На пороге стояла Роза. Роман встал, поздоровался и спросил:
— Это вы у меня такой порядок навели?
— Как видите. Люблю порядок, чистоту.
— Хотите сказать, что я неаккуратный. Это только сегодня. Так случилось, что весь день пришлось проходить в рабочей одежде.
— Мне это не совсем понятно. Давайте лучше чаю попьем.
— Спасибо, я не голоден.
— Знаю, какие у вас припасы. Я без вашего разрешения и тумбочку проверила.
— Значит, убедились, что хлеб есть.
— А я сегодня по литеру хороший паек получила.
— А что такое литер?
— Это такая карточка, ответственным работникам выдают.
— Я сегодня тоже был в роли ответственного работника, вот только литера мне не дали.
— Нет, в самом деле, пойдемте, я приглашаю вас.
— Почему вы приглашаете, а не ваша тетя?
— Я перебираюсь сюда жить.— Она внимательно посмотрела на Романа и, только когда их взгляды встретились, отвела глаза в сторону.
Роман в первую минуту растерялся и не знал, что сказать. Как же это они будут жить вдвоем в одной комнате? Правда, в партизанах ему доводилось спать в одной землянке с женщинами. Но ведь тогда они находились в особых условиях, "А что, если Надя узнает об этом?" — Роман помрачнел.
— Вижу, вам не по душе, что я перехожу к Симе Наумовне? Не беспокойтесь, здесь всегда будет чисто и уютно. Не стыдно будет и девушку пригласить.
— Моя девушка сюда не пойдет.
— Молодой человек,— улыбнулась Роза,— неужели вы всерьез подумали, что я буду жить в одной с вами комнате? Это кровать моего двоюродного брата.

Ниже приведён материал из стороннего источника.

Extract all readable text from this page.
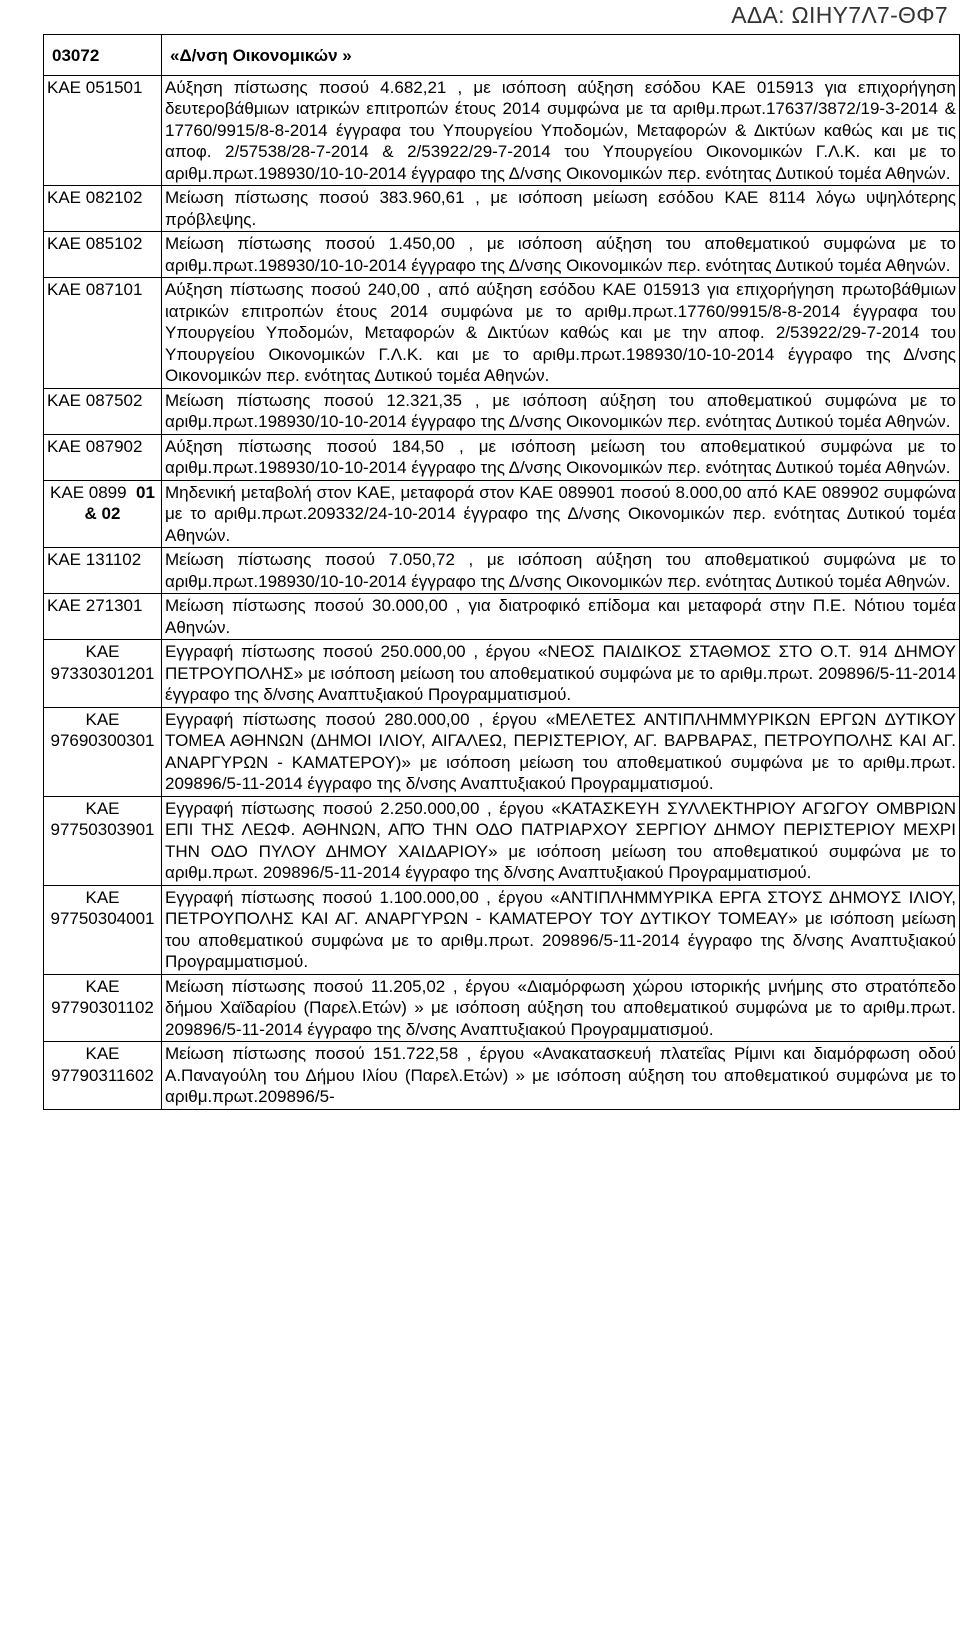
ΑΔΑ: ΩΙΗΥ7Λ7-ΘΦ7
03072	«Δ/νση Οικονομικών »
ΚΑΕ 051501	Αύξηση πίστωσης ποσού 4.682,21 , με ισόποση αύξηση εσόδου ΚΑΕ 015913 για επιχορήγηση δευτεροβάθμιων ιατρικών επιτροπών έτους 2014 συμφώνα με τα αριθμ.πρωτ.17637/3872/19-3-2014 & 17760/9915/8-8-2014 έγγραφα του Υπουργείου Υποδομών, Μεταφορών & Δικτύων καθώς και με τις αποφ. 2/57538/28-7-2014 & 2/53922/29-7-2014 του Υπουργείου Οικονομικών Γ.Λ.Κ. και με το αριθμ.πρωτ.198930/10-10-2014 έγγραφο της Δ/νσης Οικονομικών περ. ενότητας Δυτικού τομέα Αθηνών.
ΚΑΕ 082102	Μείωση πίστωσης ποσού 383.960,61 , με ισόποση μείωση εσόδου ΚΑΕ 8114 λόγω υψηλότερης πρόβλεψης.
ΚΑΕ 085102	Μείωση πίστωσης ποσού 1.450,00 , με ισόποση αύξηση του αποθεματικού συμφώνα με το αριθμ.πρωτ.198930/10-10-2014 έγγραφο της Δ/νσης Οικονομικών περ. ενότητας Δυτικού τομέα Αθηνών.
ΚΑΕ 087101	Αύξηση πίστωσης ποσού 240,00 , από αύξηση εσόδου ΚΑΕ 015913 για επιχορήγηση πρωτοβάθμιων ιατρικών επιτροπών έτους 2014 συμφώνα με το αριθμ.πρωτ.17760/9915/8-8-2014 έγγραφα του Υπουργείου Υποδομών, Μεταφορών & Δικτύων καθώς και με την αποφ. 2/53922/29-7-2014 του Υπουργείου Οικονομικών Γ.Λ.Κ. και με το αριθμ.πρωτ.198930/10-10-2014 έγγραφο της Δ/νσης Οικονομικών περ. ενότητας Δυτικού τομέα Αθηνών.
ΚΑΕ 087502	Μείωση πίστωσης ποσού 12.321,35 , με ισόποση αύξηση του αποθεματικού συμφώνα με το αριθμ.πρωτ.198930/10-10-2014 έγγραφο της Δ/νσης Οικονομικών περ. ενότητας Δυτικού τομέα Αθηνών.
ΚΑΕ 087902	Αύξηση πίστωσης ποσού 184,50 , με ισόποση μείωση του αποθεματικού συμφώνα με το αριθμ.πρωτ.198930/10-10-2014 έγγραφο της Δ/νσης Οικονομικών περ. ενότητας Δυτικού τομέα Αθηνών.
ΚΑΕ 0899  01
& 02	Μηδενική μεταβολή στον ΚΑΕ, μεταφορά στον ΚΑΕ 089901 ποσού 8.000,00 από ΚΑΕ 089902 συμφώνα με το αριθμ.πρωτ.209332/24-10-2014 έγγραφο της Δ/νσης Οικονομικών περ. ενότητας Δυτικού τομέα Αθηνών.
ΚΑΕ 131102	Μείωση πίστωσης ποσού 7.050,72 , με ισόποση αύξηση του αποθεματικού συμφώνα με το αριθμ.πρωτ.198930/10-10-2014 έγγραφο της Δ/νσης Οικονομικών περ. ενότητας Δυτικού τομέα Αθηνών.
ΚΑΕ 271301	Μείωση πίστωσης ποσού 30.000,00 , για διατροφικό επίδομα και μεταφορά στην Π.Ε. Νότιου τομέα Αθηνών.
ΚΑΕ
97330301201	Εγγραφή πίστωσης ποσού 250.000,00 , έργου «ΝΕΟΣ ΠΑΙΔΙΚΟΣ ΣΤΑΘΜΟΣ ΣΤΟ Ο.Τ. 914 ΔΗΜΟΥ ΠΕΤΡΟΥΠΟΛΗΣ» με ισόποση μείωση του αποθεματικού συμφώνα με το αριθμ.πρωτ. 209896/5-11-2014 έγγραφο της δ/νσης Αναπτυξιακού Προγραμματισμού.
ΚΑΕ
97690300301	Εγγραφή πίστωσης ποσού 280.000,00 , έργου «ΜΕΛΕΤΕΣ ΑΝΤΙΠΛΗΜΜΥΡΙΚΩΝ ΕΡΓΩΝ ΔΥΤΙΚΟΥ ΤΟΜΕΑ ΑΘΗΝΩΝ (ΔΗΜΟΙ ΙΛΙΟΥ, ΑΙΓΑΛΕΩ, ΠΕΡΙΣΤΕΡΙΟΥ, ΑΓ. ΒΑΡΒΑΡΑΣ, ΠΕΤΡΟΥΠΟΛΗΣ ΚΑΙ ΑΓ. ΑΝΑΡΓΥΡΩΝ - ΚΑΜΑΤΕΡΟΥ)» με ισόποση μείωση του αποθεματικού συμφώνα με το αριθμ.πρωτ. 209896/5-11-2014 έγγραφο της δ/νσης Αναπτυξιακού Προγραμματισμού.
ΚΑΕ
97750303901	Εγγραφή πίστωσης ποσού 2.250.000,00 , έργου «ΚΑΤΑΣΚΕΥΗ ΣΥΛΛΕΚΤΗΡΙΟΥ ΑΓΩΓΟΥ ΟΜΒΡΙΩΝ ΕΠΙ ΤΗΣ ΛΕΩΦ. ΑΘΗΝΩΝ, ΑΠΌ ΤΗΝ ΟΔΟ ΠΑΤΡΙΑΡΧΟΥ ΣΕΡΓΙΟΥ ΔΗΜΟΥ ΠΕΡΙΣΤΕΡΙΟΥ ΜΕΧΡΙ ΤΗΝ ΟΔΟ ΠΥΛΟΥ ΔΗΜΟΥ ΧΑΙΔΑΡΙΟΥ» με ισόποση μείωση του αποθεματικού συμφώνα με το αριθμ.πρωτ. 209896/5-11-2014 έγγραφο της δ/νσης Αναπτυξιακού Προγραμματισμού.
ΚΑΕ
97750304001	Εγγραφή πίστωσης ποσού 1.100.000,00 , έργου «ΑΝΤΙΠΛΗΜΜΥΡΙΚΑ ΕΡΓΑ ΣΤΟΥΣ ΔΗΜΟΥΣ ΙΛΙΟΥ, ΠΕΤΡΟΥΠΟΛΗΣ ΚΑΙ ΑΓ. ΑΝΑΡΓΥΡΩΝ - ΚΑΜΑΤΕΡΟΥ ΤΟΥ ΔΥΤΙΚΟΥ ΤΟΜΕΑΥ» με ισόποση μείωση του αποθεματικού συμφώνα με το αριθμ.πρωτ. 209896/5-11-2014 έγγραφο της δ/νσης Αναπτυξιακού Προγραμματισμού.
ΚΑΕ
97790301102	Μείωση πίστωσης ποσού 11.205,02 , έργου «Διαμόρφωση χώρου ιστορικής μνήμης στο στρατόπεδο δήμου Χαϊδαρίου (Παρελ.Ετών) » με ισόποση αύξηση του αποθεματικού συμφώνα με το αριθμ.πρωτ. 209896/5-11-2014 έγγραφο της δ/νσης Αναπτυξιακού Προγραμματισμού.
ΚΑΕ
97790311602	Μείωση πίστωσης ποσού 151.722,58 , έργου «Ανακατασκευή πλατεΐας Ρίμινι και διαμόρφωση οδού Α.Παναγούλη του Δήμου Ιλίου (Παρελ.Ετών) » με ισόποση αύξηση του αποθεματικού συμφώνα με το αριθμ.πρωτ.209896/5-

Тетя попросила поставить ее к вам, если вы, конечно, не возражаете.
— Нет, нет, что вы,— с облегчением вздохнул Роман.— Я тоже подумал, что это кровать их сына.
— Давайте лучше поужинаем, а потом музыку послушаем. У меня патефон есть и много пластинок.
— О, музыку я люблю.
— Но ведь музыку, как говорится, на голодный желудок не слушают.
— Это правда. Извините, я переоденусь и приду.
Роза вышла.
"Что делать? — переодеваясь, думал Роман.— Надюша, милая, ты себе даже не представляешь, в каком я сегодня оказался положении, что вряд ли смогу об этом рассказать. А может, и расскажу. Так будет лучше, чем сама узнаешь".
Когда Роман вошел, на столе уже были расставлены тарелочки с тонко нарезанными ломтиками бекона, джем из апельсиновых долек, бутылка водки, пачка сигарет.
— Вот и отпразднуем новоселье моей племянничы,— с улыбкой сказала Сима Наумовна.
— Да, да,— подтвердил ее муж,— садись, Роман, чувствуй себя как дома.
Роман сел. Хозяйка налила всем по рюмке. Наум Моисеевич после первой же рюмки разговорился, сказал, что любит и уважает партизан, ненавидит фашистов и предателей, вспомнил погибшего сына, говорил о нем с душевной болью.